Setelah melakukan perjalanan laut, pada 1333 Ibnu Batutah melanjutkan
pengembaraan lewat darat. Dilaluinya Rusia Selatan hingga sampai ke istana
Sultan Muhammad Uzbeg Khan yang ada di tepi Sungai Wolga. Kemudian diteruskan
penjelajahan hingga ke Siberia. Awalnya beliau berniat menuju Kutub Utara,
namun dibatalkan kerana dinginnya cuaca daerah “Tanah Gelap”, sebutan wilayah
yang tak pernah ada sinar matahari.
Ibnu Batutah mengunjungi Kaisar Byzantium, Audronicas II dan mendapat
perlakuan baik dari Kaisar. Dihadiahkan kuda, pelana dan payung.
Perjalanan darat dilanjutkan menuju Persia Utara hingga Afghanistan dan
beristirahat di Kabul. Pengembaraan berhenti sementara ketika Ibnu Batutah
sampai di India dan bertemu dengan Sultan Delhi, Muhammad bin Tuqluq. Di
kesultanan ini, Ibnu Batutah diangkat menjadi hakim oleh sultan dan tinggal di
negeri ini selama delapan tahun.
Ketika menuju kawasan Cambay di India, beliau telah diserang sekelompok
penyamun dekat Aligarh dan ditawan. Berkat permohonan seseorang, beliau selamat
dari hukuman mati dan dilepaskan.
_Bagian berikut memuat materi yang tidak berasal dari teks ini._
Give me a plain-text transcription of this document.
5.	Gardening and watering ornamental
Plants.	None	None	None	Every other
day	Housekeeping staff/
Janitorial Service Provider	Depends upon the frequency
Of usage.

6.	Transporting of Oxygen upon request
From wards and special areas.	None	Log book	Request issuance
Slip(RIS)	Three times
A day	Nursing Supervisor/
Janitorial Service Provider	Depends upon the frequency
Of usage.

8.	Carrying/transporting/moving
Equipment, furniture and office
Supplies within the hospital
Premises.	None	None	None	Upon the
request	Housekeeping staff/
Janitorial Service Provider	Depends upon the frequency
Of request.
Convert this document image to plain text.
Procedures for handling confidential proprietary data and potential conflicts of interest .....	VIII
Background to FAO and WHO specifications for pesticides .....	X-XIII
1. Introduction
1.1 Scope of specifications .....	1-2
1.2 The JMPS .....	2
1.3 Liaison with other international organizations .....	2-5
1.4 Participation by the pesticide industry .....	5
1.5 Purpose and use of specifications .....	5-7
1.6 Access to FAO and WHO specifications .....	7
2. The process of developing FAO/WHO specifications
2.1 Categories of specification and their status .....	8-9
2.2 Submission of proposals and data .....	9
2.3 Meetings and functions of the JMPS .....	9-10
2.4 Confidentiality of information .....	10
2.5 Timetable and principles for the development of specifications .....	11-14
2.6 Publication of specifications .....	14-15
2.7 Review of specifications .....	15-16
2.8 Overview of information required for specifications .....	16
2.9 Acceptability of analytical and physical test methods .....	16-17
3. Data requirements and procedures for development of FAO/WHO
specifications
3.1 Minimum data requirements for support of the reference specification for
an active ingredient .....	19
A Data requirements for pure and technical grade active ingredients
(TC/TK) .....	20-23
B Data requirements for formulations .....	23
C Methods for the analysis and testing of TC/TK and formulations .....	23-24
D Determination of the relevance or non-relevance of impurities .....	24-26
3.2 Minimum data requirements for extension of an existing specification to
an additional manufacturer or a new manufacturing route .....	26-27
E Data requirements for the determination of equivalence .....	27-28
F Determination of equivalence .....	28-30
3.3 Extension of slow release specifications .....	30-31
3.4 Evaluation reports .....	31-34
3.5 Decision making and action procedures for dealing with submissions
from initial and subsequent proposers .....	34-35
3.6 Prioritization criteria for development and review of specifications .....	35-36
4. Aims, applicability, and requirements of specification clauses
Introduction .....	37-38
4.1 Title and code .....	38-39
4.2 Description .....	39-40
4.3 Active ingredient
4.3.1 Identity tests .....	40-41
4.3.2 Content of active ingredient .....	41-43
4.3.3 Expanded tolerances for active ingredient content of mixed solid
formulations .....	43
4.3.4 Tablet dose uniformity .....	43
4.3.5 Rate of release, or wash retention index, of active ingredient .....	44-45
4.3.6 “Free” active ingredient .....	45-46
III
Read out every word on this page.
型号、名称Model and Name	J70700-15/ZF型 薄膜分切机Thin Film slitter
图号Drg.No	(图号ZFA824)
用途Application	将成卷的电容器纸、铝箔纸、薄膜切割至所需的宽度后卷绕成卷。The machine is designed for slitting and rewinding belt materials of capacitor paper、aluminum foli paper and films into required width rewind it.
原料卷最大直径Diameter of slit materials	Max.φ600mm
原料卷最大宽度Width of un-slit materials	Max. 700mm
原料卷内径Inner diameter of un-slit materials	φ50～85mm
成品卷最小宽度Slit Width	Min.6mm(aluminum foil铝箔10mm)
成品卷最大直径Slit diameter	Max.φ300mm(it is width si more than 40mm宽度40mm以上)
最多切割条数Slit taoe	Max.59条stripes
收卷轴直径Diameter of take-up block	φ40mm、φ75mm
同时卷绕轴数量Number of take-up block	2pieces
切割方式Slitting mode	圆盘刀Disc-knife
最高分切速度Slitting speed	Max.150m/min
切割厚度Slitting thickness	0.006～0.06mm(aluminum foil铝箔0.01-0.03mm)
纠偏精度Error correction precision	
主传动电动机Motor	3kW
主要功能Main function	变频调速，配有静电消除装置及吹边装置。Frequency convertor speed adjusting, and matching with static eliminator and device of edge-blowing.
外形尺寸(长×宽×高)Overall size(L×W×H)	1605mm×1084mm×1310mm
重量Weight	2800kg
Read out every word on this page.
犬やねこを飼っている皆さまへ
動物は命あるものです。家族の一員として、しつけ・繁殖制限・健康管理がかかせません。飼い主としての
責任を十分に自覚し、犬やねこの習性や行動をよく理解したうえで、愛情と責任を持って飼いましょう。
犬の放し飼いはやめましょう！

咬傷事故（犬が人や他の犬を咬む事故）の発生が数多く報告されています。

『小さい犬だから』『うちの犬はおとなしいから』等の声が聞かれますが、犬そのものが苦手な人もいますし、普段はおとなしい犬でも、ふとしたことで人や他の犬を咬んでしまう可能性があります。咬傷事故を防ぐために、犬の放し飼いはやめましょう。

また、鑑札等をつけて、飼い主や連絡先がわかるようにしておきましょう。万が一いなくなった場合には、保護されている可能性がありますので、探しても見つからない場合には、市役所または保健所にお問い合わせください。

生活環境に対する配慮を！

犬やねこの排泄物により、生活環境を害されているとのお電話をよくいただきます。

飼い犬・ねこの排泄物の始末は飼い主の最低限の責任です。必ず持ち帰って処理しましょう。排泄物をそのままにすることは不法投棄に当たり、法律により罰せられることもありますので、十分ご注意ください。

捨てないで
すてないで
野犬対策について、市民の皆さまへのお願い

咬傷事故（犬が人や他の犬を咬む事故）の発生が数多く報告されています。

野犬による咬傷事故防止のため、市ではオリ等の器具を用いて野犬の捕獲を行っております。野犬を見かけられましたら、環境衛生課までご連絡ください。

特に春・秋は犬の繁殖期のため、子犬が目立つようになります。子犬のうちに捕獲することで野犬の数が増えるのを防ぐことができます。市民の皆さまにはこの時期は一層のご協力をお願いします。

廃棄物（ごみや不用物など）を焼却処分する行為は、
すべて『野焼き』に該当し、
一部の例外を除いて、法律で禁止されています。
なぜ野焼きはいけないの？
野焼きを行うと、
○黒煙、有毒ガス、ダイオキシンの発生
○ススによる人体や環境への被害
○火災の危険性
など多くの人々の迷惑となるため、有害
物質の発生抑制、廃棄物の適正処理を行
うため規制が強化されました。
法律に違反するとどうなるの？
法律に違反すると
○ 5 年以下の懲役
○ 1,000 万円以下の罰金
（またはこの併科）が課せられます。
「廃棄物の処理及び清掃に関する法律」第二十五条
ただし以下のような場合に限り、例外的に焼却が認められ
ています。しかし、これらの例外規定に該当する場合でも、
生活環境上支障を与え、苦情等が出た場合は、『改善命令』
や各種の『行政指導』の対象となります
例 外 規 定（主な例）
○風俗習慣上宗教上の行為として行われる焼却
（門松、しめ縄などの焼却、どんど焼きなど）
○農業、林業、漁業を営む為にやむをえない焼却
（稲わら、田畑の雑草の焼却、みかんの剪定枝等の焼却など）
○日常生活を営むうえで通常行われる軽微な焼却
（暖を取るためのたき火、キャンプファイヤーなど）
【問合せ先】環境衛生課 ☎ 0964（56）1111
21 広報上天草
Sebelum melanjutkan perjalanan, beliau
diminta Sultan Delhi untuk menghadap. Sultan akhirnya memutuskan Ibnu Batutah
menjadi duta besar kepada maharaja Cina.
Dalam kunjungannya ke Cina, tercatat kekaguman Ibnu Batutah terhadap
kekuatan armada besar yang dibangun mereka. Beliau beruntung mendapat
kesempatan menikmati perahu pesiar milik maharaja menuju Peking. Kembali dari
Cina, Ibnu Batutah mengunjungi India, Oman, Persia, Iraq dan Damaskus. Kemudian
beliau kembali ke Makkah menunaikan ibadah haji untuk kali keempat pada 1348M.
Sekembalinya dari haji, beliau menyusuri Jerusalem, Gaza, Kairo dan Tunis.
Dengan menumpang perahu dari Tunis, beliau menuju Morroco lewat Dardinia dan
tiba di Fez, ibu kota Morroco pada 8 November 1349M. Sejak itu beliau menetap
hinga akhir hayat pada 1377M. Seluruh pengembaraan beliau ke negara Islam dan
non-Islam berlangsung selama 24 tahun.
Satu catatan Ibnu Batutah, dalam perjalanan laut menuju Cina, beliau pernah
mampir di wilayah Samudera Pasai (kini Aceh) yang menurut penilaian beliau
“negeri nan hijau dan subur”, “rakyat dan alamnya indah dan menawan”, “negeri
yang menghijau dan kota pelabuhannya besar dan indah”. Dalam versi lainnya,
beliau menulis pulau Sumatra sebagai “Pulau Jawa yang menghijau”.
Kedatangan Ibnu Batutah disambut Amir (panglima) Daulasah, Qadi Syarif Amir
Sayyir Al-Syirazi, Tajuddin Al-Asbahani dan beberapa ahli fiqh atas perintah
Sultan Mahmud Malik Zahir (1326-1345). Pada pandangan Ibnu Batutah, Sultan
Mahmud merupakan penganut mazhab Syafi’i yang giat menyelenggarakan pengajian,
perbahasan dan muzakarah tentang Islam. Kata beliau “Sultan sangat rendah hati
dan berangkat ke masjid untuk sholat Jum’at dengan berjalan kaki. Selesai
sholat, Sultan dan rombongan biasa berkeliling kota melihat keadaan rakyatnya”.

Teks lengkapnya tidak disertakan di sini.